En bangste vraag: wat zal de Spaansche republiek, die voor haar vrijheid vecht, met deze Laura moeten aanvangen? Het is mogelijk, dat een Nederlandsche journaliste, die in het begin van den burgeroorlog in Barcelona op de barricaden gestreden heeft, volgens de krantenberichten, Besselaar heeft geïnspireerd maar ik hoop voor de dame in quaestie, dat het portret dan niet lijkt....

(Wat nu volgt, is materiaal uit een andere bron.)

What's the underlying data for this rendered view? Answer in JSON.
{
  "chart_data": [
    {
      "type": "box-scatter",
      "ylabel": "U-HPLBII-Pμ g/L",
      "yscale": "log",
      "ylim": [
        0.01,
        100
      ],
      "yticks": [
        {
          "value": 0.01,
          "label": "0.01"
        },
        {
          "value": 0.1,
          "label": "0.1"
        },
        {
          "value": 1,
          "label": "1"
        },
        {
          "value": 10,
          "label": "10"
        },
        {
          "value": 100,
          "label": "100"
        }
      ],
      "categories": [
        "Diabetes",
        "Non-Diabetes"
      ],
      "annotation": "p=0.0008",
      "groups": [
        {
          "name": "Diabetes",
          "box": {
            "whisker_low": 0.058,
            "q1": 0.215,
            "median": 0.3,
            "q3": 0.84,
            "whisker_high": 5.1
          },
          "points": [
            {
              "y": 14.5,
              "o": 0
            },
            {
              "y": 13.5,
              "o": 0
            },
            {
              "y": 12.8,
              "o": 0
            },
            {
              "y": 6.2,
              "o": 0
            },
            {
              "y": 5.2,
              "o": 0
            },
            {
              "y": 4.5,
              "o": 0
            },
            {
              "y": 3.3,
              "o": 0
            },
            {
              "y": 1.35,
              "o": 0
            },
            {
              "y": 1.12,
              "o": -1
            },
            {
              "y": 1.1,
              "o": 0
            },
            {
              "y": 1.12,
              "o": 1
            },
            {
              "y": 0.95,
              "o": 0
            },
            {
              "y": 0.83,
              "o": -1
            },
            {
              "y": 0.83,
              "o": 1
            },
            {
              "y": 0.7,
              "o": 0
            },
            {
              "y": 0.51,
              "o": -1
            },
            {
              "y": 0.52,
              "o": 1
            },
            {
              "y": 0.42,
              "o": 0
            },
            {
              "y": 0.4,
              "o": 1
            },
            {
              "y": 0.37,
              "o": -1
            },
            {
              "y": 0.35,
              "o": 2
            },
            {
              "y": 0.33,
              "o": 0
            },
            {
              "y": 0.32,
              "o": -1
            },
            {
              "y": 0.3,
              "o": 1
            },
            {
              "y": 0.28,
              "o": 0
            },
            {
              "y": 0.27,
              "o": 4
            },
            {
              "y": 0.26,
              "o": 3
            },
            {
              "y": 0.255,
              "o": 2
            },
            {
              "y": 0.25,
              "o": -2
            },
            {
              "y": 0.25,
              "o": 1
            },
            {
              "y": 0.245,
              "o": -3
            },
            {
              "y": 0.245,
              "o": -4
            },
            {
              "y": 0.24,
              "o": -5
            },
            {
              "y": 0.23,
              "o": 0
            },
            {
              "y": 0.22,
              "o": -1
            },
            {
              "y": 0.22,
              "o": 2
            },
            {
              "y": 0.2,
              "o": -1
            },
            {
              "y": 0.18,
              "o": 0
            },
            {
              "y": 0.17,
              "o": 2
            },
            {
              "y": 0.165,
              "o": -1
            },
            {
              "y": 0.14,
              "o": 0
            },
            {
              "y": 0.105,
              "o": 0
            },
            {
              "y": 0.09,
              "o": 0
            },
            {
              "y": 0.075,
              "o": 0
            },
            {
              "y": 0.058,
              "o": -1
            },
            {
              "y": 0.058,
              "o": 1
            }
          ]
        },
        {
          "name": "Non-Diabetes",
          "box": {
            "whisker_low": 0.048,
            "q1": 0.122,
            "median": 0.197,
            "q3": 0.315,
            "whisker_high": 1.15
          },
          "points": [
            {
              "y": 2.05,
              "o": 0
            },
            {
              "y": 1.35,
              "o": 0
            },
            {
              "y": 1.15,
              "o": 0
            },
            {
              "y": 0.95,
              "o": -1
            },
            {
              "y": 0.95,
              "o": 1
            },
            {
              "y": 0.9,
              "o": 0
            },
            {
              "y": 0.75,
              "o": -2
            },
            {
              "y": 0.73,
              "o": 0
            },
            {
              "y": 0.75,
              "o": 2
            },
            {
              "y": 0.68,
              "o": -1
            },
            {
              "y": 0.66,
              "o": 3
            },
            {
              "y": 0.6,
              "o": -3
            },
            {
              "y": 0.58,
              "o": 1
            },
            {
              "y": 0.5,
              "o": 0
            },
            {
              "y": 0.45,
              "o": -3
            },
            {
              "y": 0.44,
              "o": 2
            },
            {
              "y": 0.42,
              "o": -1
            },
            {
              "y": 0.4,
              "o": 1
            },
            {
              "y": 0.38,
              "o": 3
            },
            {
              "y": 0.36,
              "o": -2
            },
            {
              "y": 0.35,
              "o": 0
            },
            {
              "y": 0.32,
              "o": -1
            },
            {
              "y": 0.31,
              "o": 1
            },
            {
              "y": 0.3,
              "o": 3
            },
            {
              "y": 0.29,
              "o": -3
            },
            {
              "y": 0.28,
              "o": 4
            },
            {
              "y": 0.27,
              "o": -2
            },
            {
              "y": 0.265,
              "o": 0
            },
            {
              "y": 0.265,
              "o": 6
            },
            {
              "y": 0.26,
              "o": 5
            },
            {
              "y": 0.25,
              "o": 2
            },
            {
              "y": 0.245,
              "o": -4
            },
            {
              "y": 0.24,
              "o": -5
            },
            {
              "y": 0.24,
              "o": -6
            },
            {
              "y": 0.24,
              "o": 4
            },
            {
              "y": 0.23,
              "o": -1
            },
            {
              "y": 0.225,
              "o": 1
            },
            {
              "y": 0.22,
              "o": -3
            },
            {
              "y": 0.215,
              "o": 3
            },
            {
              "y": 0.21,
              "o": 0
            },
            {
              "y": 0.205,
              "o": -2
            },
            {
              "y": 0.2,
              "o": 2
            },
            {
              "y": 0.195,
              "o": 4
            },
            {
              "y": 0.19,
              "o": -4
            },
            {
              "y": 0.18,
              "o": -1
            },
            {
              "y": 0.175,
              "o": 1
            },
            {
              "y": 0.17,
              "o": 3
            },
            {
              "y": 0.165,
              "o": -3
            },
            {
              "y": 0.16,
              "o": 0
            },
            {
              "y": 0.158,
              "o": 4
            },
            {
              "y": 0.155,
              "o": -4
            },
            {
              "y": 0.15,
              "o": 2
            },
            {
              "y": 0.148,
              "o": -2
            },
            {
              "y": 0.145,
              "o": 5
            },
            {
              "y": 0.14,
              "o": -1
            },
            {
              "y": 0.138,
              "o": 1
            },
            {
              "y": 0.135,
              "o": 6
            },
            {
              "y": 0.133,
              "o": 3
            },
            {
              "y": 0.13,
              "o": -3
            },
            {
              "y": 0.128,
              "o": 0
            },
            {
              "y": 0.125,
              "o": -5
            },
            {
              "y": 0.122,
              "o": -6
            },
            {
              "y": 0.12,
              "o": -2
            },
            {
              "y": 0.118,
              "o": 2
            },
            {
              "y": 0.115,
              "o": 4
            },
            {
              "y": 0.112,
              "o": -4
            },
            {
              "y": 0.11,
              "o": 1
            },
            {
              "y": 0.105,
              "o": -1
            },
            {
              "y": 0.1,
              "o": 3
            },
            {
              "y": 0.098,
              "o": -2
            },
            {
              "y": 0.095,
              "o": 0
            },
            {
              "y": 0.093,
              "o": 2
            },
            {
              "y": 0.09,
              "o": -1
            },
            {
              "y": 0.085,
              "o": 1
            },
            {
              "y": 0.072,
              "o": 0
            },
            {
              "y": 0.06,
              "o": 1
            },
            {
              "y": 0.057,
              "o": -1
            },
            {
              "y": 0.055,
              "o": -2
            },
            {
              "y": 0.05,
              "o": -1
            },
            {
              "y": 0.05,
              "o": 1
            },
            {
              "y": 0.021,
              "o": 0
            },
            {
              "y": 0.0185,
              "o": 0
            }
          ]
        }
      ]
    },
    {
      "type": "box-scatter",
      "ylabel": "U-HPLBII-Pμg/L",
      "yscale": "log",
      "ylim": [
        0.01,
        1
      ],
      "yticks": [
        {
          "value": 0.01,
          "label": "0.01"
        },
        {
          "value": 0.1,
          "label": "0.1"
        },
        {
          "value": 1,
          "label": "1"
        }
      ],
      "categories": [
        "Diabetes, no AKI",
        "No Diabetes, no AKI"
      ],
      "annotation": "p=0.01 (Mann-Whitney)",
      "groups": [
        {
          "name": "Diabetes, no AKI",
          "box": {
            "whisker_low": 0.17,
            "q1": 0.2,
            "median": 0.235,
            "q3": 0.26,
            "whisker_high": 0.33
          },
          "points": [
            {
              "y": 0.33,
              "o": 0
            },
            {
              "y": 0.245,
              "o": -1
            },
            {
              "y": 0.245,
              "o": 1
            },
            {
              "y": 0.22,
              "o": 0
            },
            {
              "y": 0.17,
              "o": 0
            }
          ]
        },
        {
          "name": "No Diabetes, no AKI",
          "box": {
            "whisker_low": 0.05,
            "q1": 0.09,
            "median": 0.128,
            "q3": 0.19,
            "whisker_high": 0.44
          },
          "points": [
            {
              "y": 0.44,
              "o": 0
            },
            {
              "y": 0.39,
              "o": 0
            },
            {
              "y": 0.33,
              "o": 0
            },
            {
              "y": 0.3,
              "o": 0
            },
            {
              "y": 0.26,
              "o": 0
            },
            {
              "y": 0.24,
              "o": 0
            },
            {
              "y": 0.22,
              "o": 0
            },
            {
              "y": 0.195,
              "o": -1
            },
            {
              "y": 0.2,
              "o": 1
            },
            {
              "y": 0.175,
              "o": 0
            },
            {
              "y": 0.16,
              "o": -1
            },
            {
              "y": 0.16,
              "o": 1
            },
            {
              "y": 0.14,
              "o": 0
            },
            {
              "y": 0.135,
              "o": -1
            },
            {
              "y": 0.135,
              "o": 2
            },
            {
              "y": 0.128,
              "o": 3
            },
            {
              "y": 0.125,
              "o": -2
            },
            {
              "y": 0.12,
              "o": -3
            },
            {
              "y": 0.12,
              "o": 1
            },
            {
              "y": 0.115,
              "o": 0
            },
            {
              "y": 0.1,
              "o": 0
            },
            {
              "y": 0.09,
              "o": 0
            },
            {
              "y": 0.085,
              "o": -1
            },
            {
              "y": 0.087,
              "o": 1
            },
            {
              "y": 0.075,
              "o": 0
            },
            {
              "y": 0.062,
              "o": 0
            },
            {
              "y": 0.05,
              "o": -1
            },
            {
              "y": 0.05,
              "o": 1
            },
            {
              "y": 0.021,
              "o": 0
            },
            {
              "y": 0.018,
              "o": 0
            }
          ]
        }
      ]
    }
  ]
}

Met dat al is het jammer van Reis naar de Volwassenheid, deze val. Dat Besselaar zich revancheere.
Kroniek en familieroman.
Evenmin kan ik bewondering hebben voor het tweede boek van Leonhard Huizinga, die met zijn Gestroomlijnde Wereld vele harten schijnt te hebben betooverd. Nu, dit boekje had zeker iets origineels en onderscheidde zich daardoor van andere reisbeschrijvingen, dat het geen reisbeschrijving was, maar een serie kosmopolitische causerieën van een globetrotter, varieerend tusschen vlot en would-be, soms ook plotseling even spontaan en zuiver. Daarop laat de schrijver nu een roman volgen, die aanzienlijk minder origineel is, of liever het tegendeel van origineel. Terwijl het tweede boek van Herman Besselaar een mislukking is, maar een mislukking, die vooral op overhaasting en wanverhouding tusschen bedoeling en vormgeving wijst (in zooverre een mislukking met eere!), is het tweede boek van Huizinga een gewoon conventioneel werkstuk, dat uiteenvalt in twee procédé's: de kroniek der eerste drie geslachten, en de familieroman van het vierde geslacht der Rotterdamsche scheepsbouwersfamilie Broos. Het eerste procédé is ‘skandinavisch’ van opzet: de oude Broos, de jonge Broos en de nog jongere Broos worden in een strak gehouden, niet onverdienstelijk gestyleerd proza in hun evolutie van smidse tot grootbedrijf snel voorgesteld in hun faits et gestes; ware de roman zoo doorgegaan, hij had behoorlijk kunnen worden.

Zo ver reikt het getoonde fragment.